Keir Starmer’ın temmuz ayında göreve geldikten sonraki ilk resmi dış temaslarından birini Ankara’da yapması, Birleşik Krallık’ın Türkiye’ye verdiği stratejik önemin altını kalın çizgilerle çizdi.

İşçi Partisi liderleri tarihsel olarak Ankara’ya mesafeli durmuşlardı; Starmer bu geleneği yıkarak ideolojik önyargılardan arınmış, sonuç odaklı bir realpolitik dönemi başlattı.

Ziyaretin merkezinde yer alan Eurofighter Typhoon savaş uçağı satış görüşmeleri, sadece bir savunma anlaşması değil;

İngiltere’nin Türkiye’yi NATO’nun merkezinde tutma çabası ile Türkiye’nin Batı’yla köprüleri koparmadan hava gücünü modernize etme iradesinin kesişim noktası.

Ancak kritik engel hâlâ Almanya’nın ihracat izni.

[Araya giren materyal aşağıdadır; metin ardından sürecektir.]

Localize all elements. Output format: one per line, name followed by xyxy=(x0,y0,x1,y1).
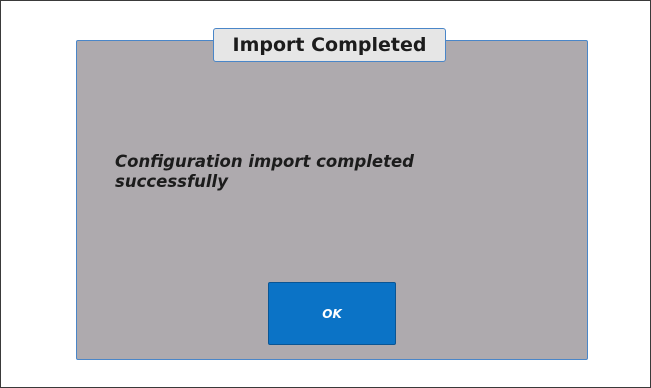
dialog-title: Import Completed xyxy=(232,34,427,56)
dialog-message: Configuration import completed successfu… xyxy=(115,152,414,191)
ok-button-label: OK xyxy=(322,306,342,321)
ok-button[interactable]: OK xyxy=(268,282,396,345)
dialog-title-tab: Import Completed xyxy=(213,28,446,62)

Berlin, “insan hakları” ve “bölgesel operasyonlar” gerekçesiyle çekincelerini korurken; Londra, perde arkasında Merz ve Scholz çevrelerini ikna etmeye çalışıyor.

Çünkü Londra için bu satış, yalnızca ekonomik değil jeopolitik bir yatırım.

Birleşik Krallık Hükûmeti’nin Haziran 2025 “Turkey–Trade and Investment Factsheet” raporuna göre, iki ülke arasındaki toplam ticaret hacmi 2024 sonunda 27,8 milyar sterline ulaştı.

Türkiye’nin İngiltere’ye ihracatı 18,6 milyar sterlinle %11,5 arttı, İngiltere’nin Türkiye’ye ihracatı ise 9,3 milyar sterlinle %7,1 azaldı.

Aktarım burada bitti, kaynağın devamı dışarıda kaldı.